Selon ses mesures et modélisations, El Niño devrait continuer de se renforcer jusqu’à son pic, à la fin de l’année.
Il y a maintenant 75% de chances qu’il atteigne, entre octobre et décembre, un niveau d’intensité jamais mesuré depuis le début des relevés, en 1950.
La NOAA tablait, il y a un mois, sur une probabilité de 69%.
Synonyme de sécheresses, d’inondations et de températures records dans le monde, le phénomène El Niño est une variation naturelle du climat qui revient tous les deux à sept ans.
Les eaux de surface dans le centre et l’est du Pacifique équatorial se réchauffent à partir du printemps, ce qui entraîne, les mois suivants, des modifications majeures des régimes de vents, de pression et de précipitations à l’échelle mondiale.
Début septembre, la secrétaire générale de l’Organisation météorologique mondiale (OMM), Celeste Saulo, avait prévenu que l’actuel épisode « pourrait être plus puissant que tout ce que nous avons observé » jusque-là.

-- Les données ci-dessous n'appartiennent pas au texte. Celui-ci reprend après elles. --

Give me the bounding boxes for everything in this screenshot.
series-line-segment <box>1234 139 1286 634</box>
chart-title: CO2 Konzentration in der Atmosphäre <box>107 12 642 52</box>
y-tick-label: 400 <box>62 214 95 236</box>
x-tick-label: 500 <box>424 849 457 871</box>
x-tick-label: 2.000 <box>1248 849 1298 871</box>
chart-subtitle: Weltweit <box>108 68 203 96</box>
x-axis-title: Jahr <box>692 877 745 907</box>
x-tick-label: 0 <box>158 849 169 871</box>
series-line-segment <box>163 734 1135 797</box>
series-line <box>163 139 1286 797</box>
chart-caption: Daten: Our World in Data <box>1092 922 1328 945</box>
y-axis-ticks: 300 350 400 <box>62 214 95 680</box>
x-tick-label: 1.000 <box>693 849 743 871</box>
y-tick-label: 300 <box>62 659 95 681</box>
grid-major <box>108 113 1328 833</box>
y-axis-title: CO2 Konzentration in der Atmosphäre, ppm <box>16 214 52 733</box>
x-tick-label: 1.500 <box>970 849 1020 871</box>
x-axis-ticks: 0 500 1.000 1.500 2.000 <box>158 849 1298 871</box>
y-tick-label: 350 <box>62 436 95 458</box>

Dans le passé, El Niño a provoqué ou intensifié des sécheresses et des risques d’incendies dans certaines régions de l’Amazonie, d’Amérique centrale, d’Indonésie et d’Australie, des perturbations de la mousson en Inde ou des pluies diluviennes dans l’est de l’Afrique.
Ce phénomène vient s’ajouter, par ailleurs, aux conséquences du changement climatique causé par les activités humaines, dopant notamment les événements météorologiques extrêmes.
L’année qui suit un phénomène El Niño, la chaleur emmagasinée dans l’océan se libère dans l’atmosphère, contribuant généralement à augmenter les températures mondiales.
De nombreux climatologues prédisent donc que l’année 2027 sera la plus chaude jamais enregistrée.